A sole proprietorship is probably the simplest and most prevalent form of business organization. It is the least regulated of all other forms of business and provides numerous tax benefits for the owner. A sole proprietorship is available to companies owned by one person and gives the owner the ability to hire other employees, including his or her own minor children, without being liable for payroll withholding.
A sole proprietorship however is not without risk. At first glance, it appears attractive to the average entrepreneur—you get to reap all of the profits and to have full control of the business. On the flip side, sole proprietors may find it difficult to obtain loans for the business start-up. Many times the owner must use his or her own personal assets, mortgaging a home, for example, to obtain a loan.
What's even riskier is that a sole proprietor has unlimited liability. In other words, all of your personal and business assets are at risk. If the business debt begins to exceed the assets, creditors may obtain the personal assets of the owner to cover the outstanding debt. Another drawback is that a sole proprietorship cannot exist without the owner. Upon death, the business dies.
The protection of incorporating
A sole proprietor can avoid the pitfalls of unlimited liability by simply electing to incorporate. Although standard corporations can be more complex than necessary, there is the option of the S corporation. A sole proprietor may also choose to form a limited liability company (LLC).

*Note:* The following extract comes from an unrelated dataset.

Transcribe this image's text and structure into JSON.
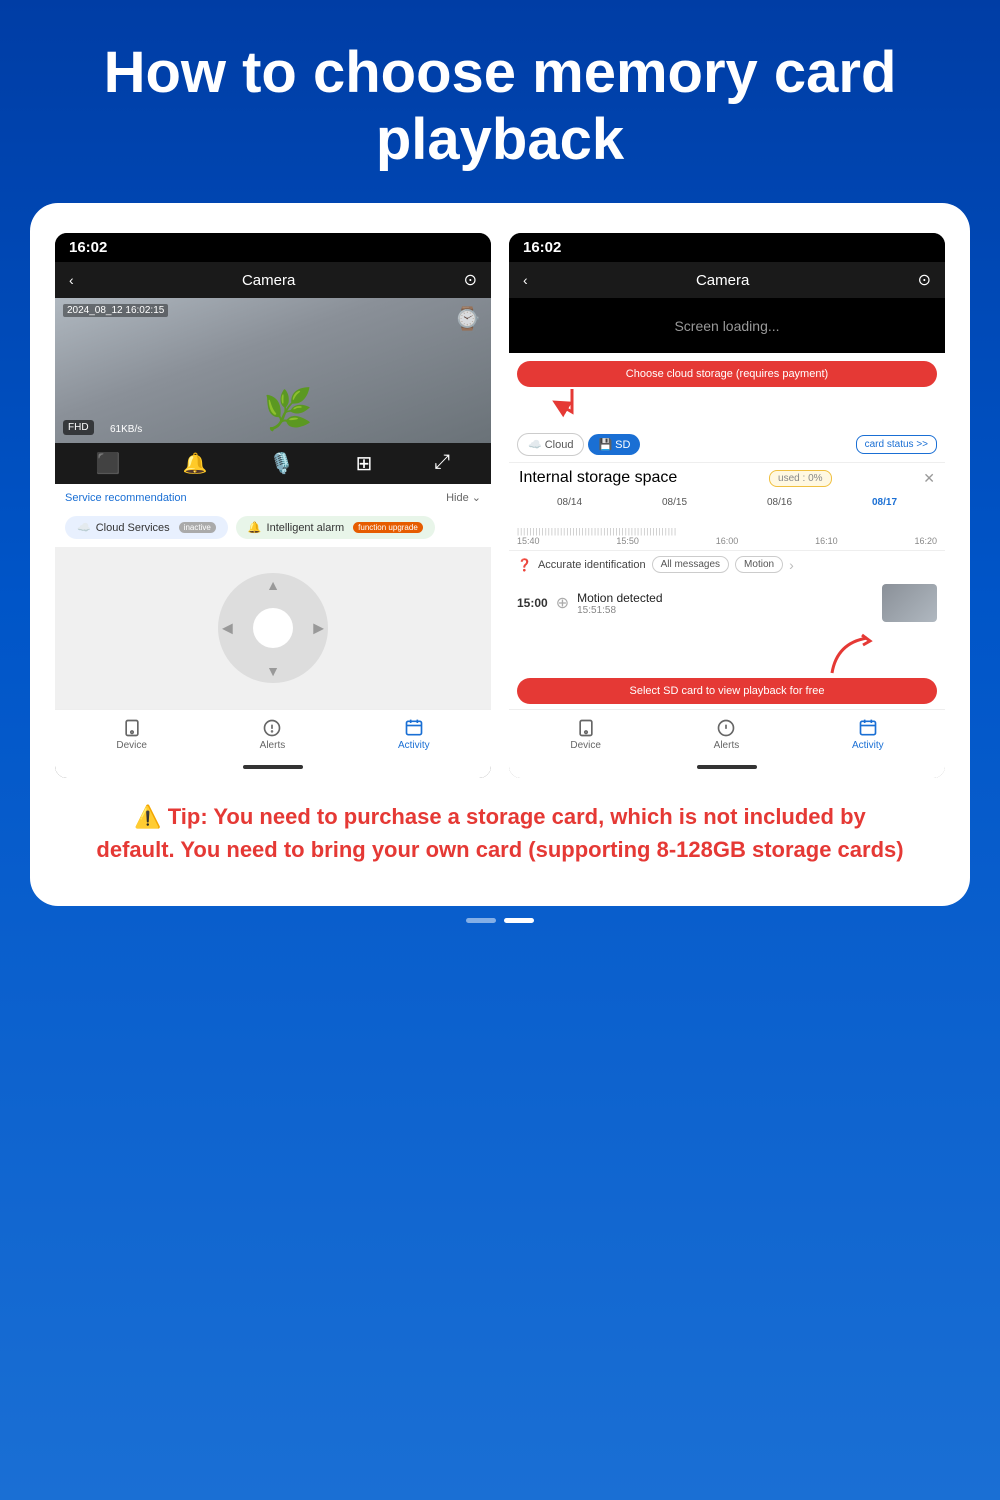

Both S corporations and LLCs have incredible advantages. These business forms give limited liability to their owners, meaning your personal assets are not in jeopardy as they are with a sole proprietorship.
They also have the benefit of being taxed as a partnership. All income, deductions, credits, etc. "passes through" to the individual shareholders or members and are reported on their individual tax returns. This allows the two entities to avoid the double tax on income that is inflicted upon regular corporations.
It is also an attractive method to raise much-needed capital. While a corporation requires you to take on shareholders, the S corp and LLC allow you to simply sell shares to raise capital.
In many ways, S corporations are particularly ideal for small businesses. To even qualify for S corp status, the business must have fewer than 75 shareholders who are all either U.S citizens or resident aliens and only one class of stock.
LLCs allow a bit more leeway when it comes to business formation. For example, unlike S corporations, LLCs allow any entity including individuals, partnerships, trusts, estates, corporations, or other LLCs, to be owners. They offer greater flexibility than S corporations, such as not having any limits on the number of members. In addition, with the IRS "check-the-box" regulations, a business that is currently a sole proprietorship can change to an LLC with no tax consequences.
It is important to note that since LLCs are a relatively new type of business entity, their track record with the courts and the IRS is not as well established as an S corp. There is a narrow body of court cases that limit the LLC's member liability protection to withstand certain court challenges. Additionally, all 50 states are not uniform in their tax treatment of LLCs. Until a nationally uniform set of rules is agreed upon, confusion may arise when LLCs engage directly or indirectly in multi-state operations
If your company is thinking about bringing on another owner, or if the unlimited liability is too intimidating, an S corp or LLC could be very beneficial choice for your business. However, be sure to investigate all of your business formation options with your legal and tax professionals before venturing into business as a different entity.